Beat Radio
- Minneapolis, Minnesota; United States;
- Broadcast area: Twin Cities and national
- Frequencies: July 21 - November 1, 1996: 97.7 MHz February 18 - October 24, 1998: Minneapolis/St. Paul: 1280 kHz Phoenix: 740 kHz New York: 1660 kHz Los Angeles: 830 kHz Denver: 1340 kHz Chicago: 930 kHz Ft. Worth/Dallas: 1360 kHz Kansas City: 1480 kHz Philadelphia: 1590 kHz Detroit: 1090 kHz
- Branding: Beat Radio

Programming
- Format: Club music/House music

Ownership
- Owner: Alan Freed

History
- First air date: July 21, 1996 (FM) February 18, 1998 (national network)
- Last air date: November 1, 1996 (debut FM period) October 24, 1998 (national network)

Technical information
- ERP: 20 watts (debut FM period)

Links
- Website: beatworld.com

= Beat Radio =

Radio station in Minneapolis, Minnesota (1996, 1998)

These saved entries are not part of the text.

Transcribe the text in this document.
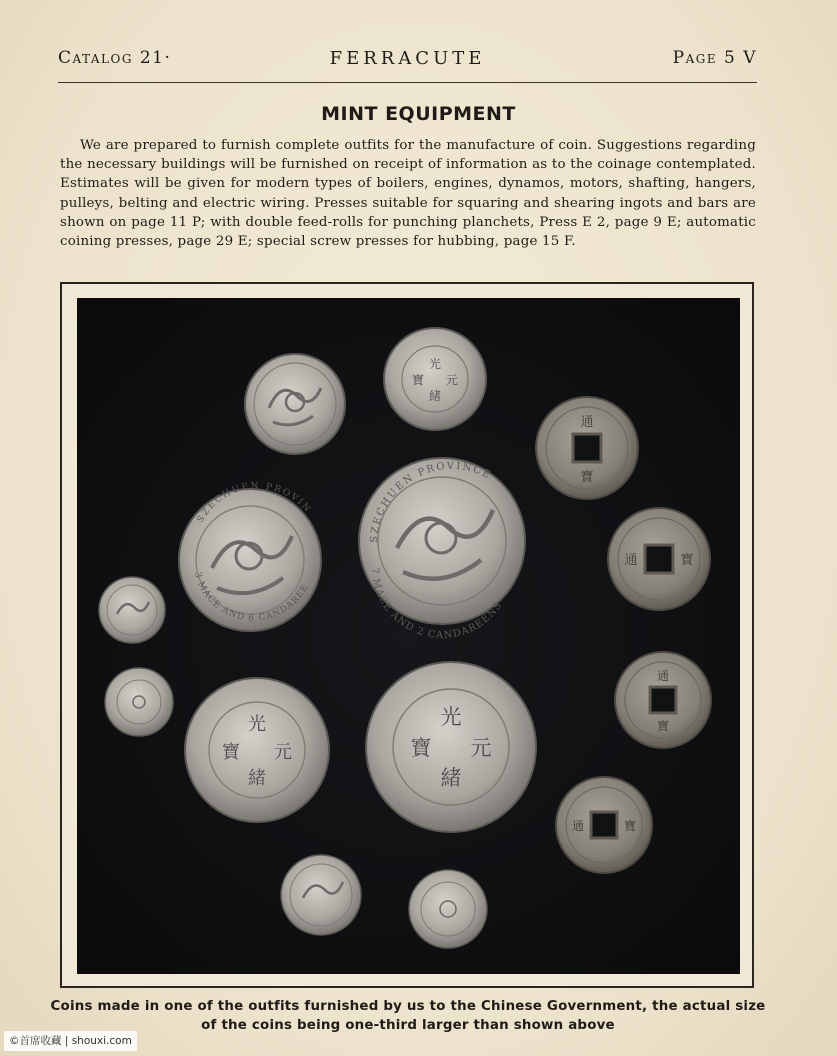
Catalog 21·	FERRACUTE	Page 5 V
MINT EQUIPMENT
We are prepared to furnish complete outfits for the manufacture of coin. Suggestions regarding the necessary buildings will be furnished on receipt of information as to the coinage contemplated. Estimates will be given for modern types of boilers, engines, dynamos, motors, shafting, hangers, pulleys, belting and electric wiring. Presses suitable for squaring and shearing ingots and bars are shown on page 11 P; with double feed-rolls for punching planchets, Press E 2, page 9 E; automatic coining presses, page 29 E; special screw presses for hubbing, page 15 F.
SZECHUEN PROVIN
3 MACE AND 6 CANDAREE
SZECHUEN PROVINCE
7 MACE AND 2 CANDAREENS
光
緒
元
寶
光
緒
元
寶
光
緒
元
寶
通
寶
通	寶
通
寶
通	寶
Coins made in one of the outfits furnished by us to the Chinese Government, the actual size of the coins being one-third larger than shown above
©首席收藏 | shouxi.com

Beat Radio originally was an unlicensed radio station in Minneapolis, Minnesota that played dance music. Founded by local radio DJ and programmer, Alan Freed, in 1996, the station served downtown Minneapolis and surrounding neighborhoods and reached into the western, northwestern and southwestern suburbs. The original station at 97.7 FM operated for 103 days until it was shut down by the Federal Communications Commission. Beat Radio subsequently moved to licensed stations and eventually became a nationwide radio network.

==History==
Freed, who had worked on-air at local stations WWTC, KTCJ, KMOJ, KBEM-FM, the now-defunct KMAP and at WUSL Philadelphia ("Power99"), launched Beat Radio on July 21, 1996, on 97.7 MHz with a 20-watt transmitter at 110 feet in downtown Minneapolis. For the next three months, the unauthorized station played house and other forms of club music on a signal that covered most of the city and into the north, west and southwest suburbs. The station was not licensed; a month later, KNXR in Rochester sent the FCC a series of listener complaints. On November 1, 1996, Beat Radio was shut down by FCC agents accompanied by U.S. Marshals. The FCC had to defend its action in U.S. District Court as Freed challenged the agency in a legal case that lasted for four years and reached the Eighth Circuit Court of Appeals. No fines or penalties were levied against Freed or anyone related to the station. Freed criticized a 1978 FCC decision that required most radio stations to broadcast with 100 W and eliminated the 10-watt Class D.

However, this was not the end of Beat Radio. A year later, in November 1997, Beat Radio returned to the air for three hours a week on local community station KFAI on Sunday nights from 2 to 5 a.m. Beat Radio also hosted events at local nightclubs, including First Avenue in Minneapolis.

Beat Radio expanded nationwide when locally owned, pioneering children's radio network Radio AAHS discontinued operations at the end of January 1998. The network's owner, Children's Broadcasting Corporation, needed programming for its owned and operated AM stations until the stations were sold. As a result, on February 18, 1998, Beat Radio began airing live nightly from Minneapolis on the ten CBC stations across the United States, in Los Angeles (830), New York (1660), Chicago (930), Denver (1340), Phoenix (740), Ft. Worth/Dallas (1360), Kansas City (1480), Philadelphia (1590), Detroit (1090) and Minneapolis/St. Paul (1280). The national broadcast continued until late October 1998, when the sale of the stations to Catholic Family Radio closed. In some cases, Beat was bumped by lease or other agreements.

Beat Radio returned yet again, less than a year later, on July 24, 1999, when it started airing on KVSC from St. Cloud, Minnesota. It aired on the second Saturday of every month from 4 to 7 p.m. until December 1999, when Freed joined Grooveradio.com, an early dance music webcaster, in Los Angeles.

Alan Freed is still heavily involved in dance music radio as a consultant. He went on to program BPM on XM Satellite Radio from 2004 to 2007 and later, from 2007 to 2008, was music director at WorldSpace Satellite Radio's The System dance channels, one of which was programmed for XM on channel 82 (defunct as of February 6, 2009).